L’emofilia, invece, rappresenta una sfida diversa. I pazienti affetti da questa malattia, in particolare le forme più gravi, hanno un onere terapeutico molto elevato, ma sono in grado di controllare i loro sintomi peggiori con una serie di farmaci. La terapia genica potrebbe permettere ai pazienti di vivere senza regolari infusioni sostitutive dei fattori e, sperano i ricercatori, liberarli dall’onnipresente minaccia di emorragie spontanee.

Ma per i pazienti già stabili con farmaci che conoscono bene, la terapia genica potrebbe rappresentare una scommessa incerta. Gli scienziati si aspettano che i pazienti trattati con una terapia genica in genere non sarebbero in grado di ricevere una seconda dose dello stesso trattamento, o simile, che potrebbe porre problemi se i benefici di una terapia diminuissero nel tempo.
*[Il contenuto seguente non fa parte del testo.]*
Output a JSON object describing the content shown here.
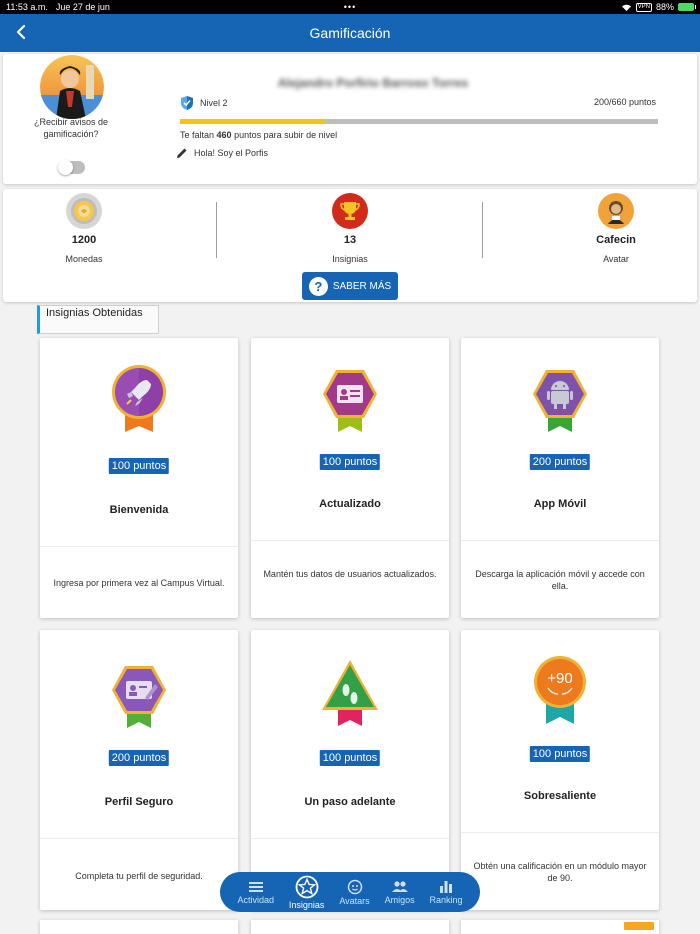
{
  "status_bar": {
    "time": "11:53 a.m.",
    "date": "Jue 27 de jun",
    "vpn": "VPN",
    "battery": "88%"
  },
  "header": {
    "title": "Gamificación"
  },
  "profile": {
    "notify_label": "¿Recibir avisos de gamificación?",
    "user_name": "Alejandro Porfirio Barroso Torres",
    "level": "Nivel 2",
    "points": "200/660 puntos",
    "progress_fraction": 0.303,
    "missing_prefix": "Te faltan ",
    "missing_points": "460",
    "missing_suffix": " puntos para subir de nivel",
    "status_message": "Hola! Soy el Porfis"
  },
  "stats": [
    {
      "value": "1200",
      "label": "Monedas",
      "icon": "coin-icon"
    },
    {
      "value": "13",
      "label": "Insignias",
      "icon": "trophy-icon"
    },
    {
      "value": "Cafecin",
      "label": "Avatar",
      "icon": "avatar-icon"
    }
  ],
  "learn_more_label": "SABER MÁS",
  "section_label": "Insignias Obtenidas",
  "badges": [
    {
      "points": "100 puntos",
      "name": "Bienvenida",
      "desc": "Ingresa por primera vez al Campus Virtual.",
      "icon": "rocket-icon",
      "shape": "circle",
      "color": "#8e3fa8",
      "ribbon": "#f0781e"
    },
    {
      "points": "100 puntos",
      "name": "Actualizado",
      "desc": "Mantén tus datos de usuarios actualizados.",
      "icon": "id-card-icon",
      "shape": "hexagon",
      "color": "#a13a8a",
      "ribbon": "#9cbf17"
    },
    {
      "points": "200 puntos",
      "name": "App Móvil",
      "desc": "Descarga la aplicación móvil y accede con ella.",
      "icon": "android-icon",
      "shape": "hexagon",
      "color": "#7e52a8",
      "ribbon": "#3aa43a"
    },
    {
      "points": "200 puntos",
      "name": "Perfil Seguro",
      "desc": "Completa tu perfil de seguridad.",
      "icon": "id-card-edit-icon",
      "shape": "hexagon",
      "color": "#8a58b8",
      "ribbon": "#52b038"
    },
    {
      "points": "100 puntos",
      "name": "Un paso adelante",
      "desc": "",
      "icon": "footsteps-icon",
      "shape": "triangle",
      "color": "#32a046",
      "ribbon": "#e0245e"
    },
    {
      "points": "100 puntos",
      "name": "Sobresaliente",
      "desc": "Obtén una calificación en un módulo mayor de 90.",
      "icon": "plus-ninety-icon",
      "shape": "circle",
      "color": "#ee7a1e",
      "ribbon": "#1fa6a6",
      "badge_text": "+90"
    }
  ],
  "nav": [
    {
      "label": "Actividad",
      "icon": "activity-list-icon",
      "active": false
    },
    {
      "label": "Insignias",
      "icon": "star-badge-icon",
      "active": true
    },
    {
      "label": "Avatars",
      "icon": "face-icon",
      "active": false
    },
    {
      "label": "Amigos",
      "icon": "friends-icon",
      "active": false
    },
    {
      "label": "Ranking",
      "icon": "bar-chart-icon",
      "active": false
    }
  ],
  "colors": {
    "primary": "#1565b4",
    "progress": "#f3c315",
    "section_accent": "#2196f3"
  }
}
Alcuni pazienti potrebbero anche non essere nemmeno in grado di ricevere un trattamento con la terapia genica, a causa dell’immunità preesistente nei confronti del virus utilizzato per somministrare il gene corretto.

Con HOPE-B, tuttavia, UniQure è stata in grado di dimostrare che probabilmente non sarà un problema importante con il suo trattamento. I primi dati suggerivano che anche i pazienti il cui sistema immunitario produceva anticorpi contro il virus utilizzato per somministrare la terapia ne beneficiavano ancora.

UniQure ha replicato questo risultato in HOPE-B, mostrando, nei 23 pazienti che hanno avuto una risposta immunitaria al virus del parto, nessuna correlazione tra gli anticorpi neutralizzanti e l’attività del Fattore IX. Un paziente con livelli particolarmente elevati di anticorpi neutralizzanti non ha risposto.

Catherine Bollard, direttore del Center for Cancer and Immunology Research at Children’s National Research Institute, ha definito lo studio “altamente eccitante” proprio per questo motivo, notando che la maggior parte degli studi di terapia genica esclude i pazienti con risposte immunitarie preesistenti al virus del parto.

Circa il 40% dei pazienti con emofilia B potrebbe avere risposte immunitarie al virus utilizzato per veicolare la terapia di UniQure, secondo Pipe, il ricercatore dello studio, rendendo le scoperte di HOPE-B potenzialmente importanti per dimostrare che alcuni di questi individui potrebbero ancora trarre beneficio.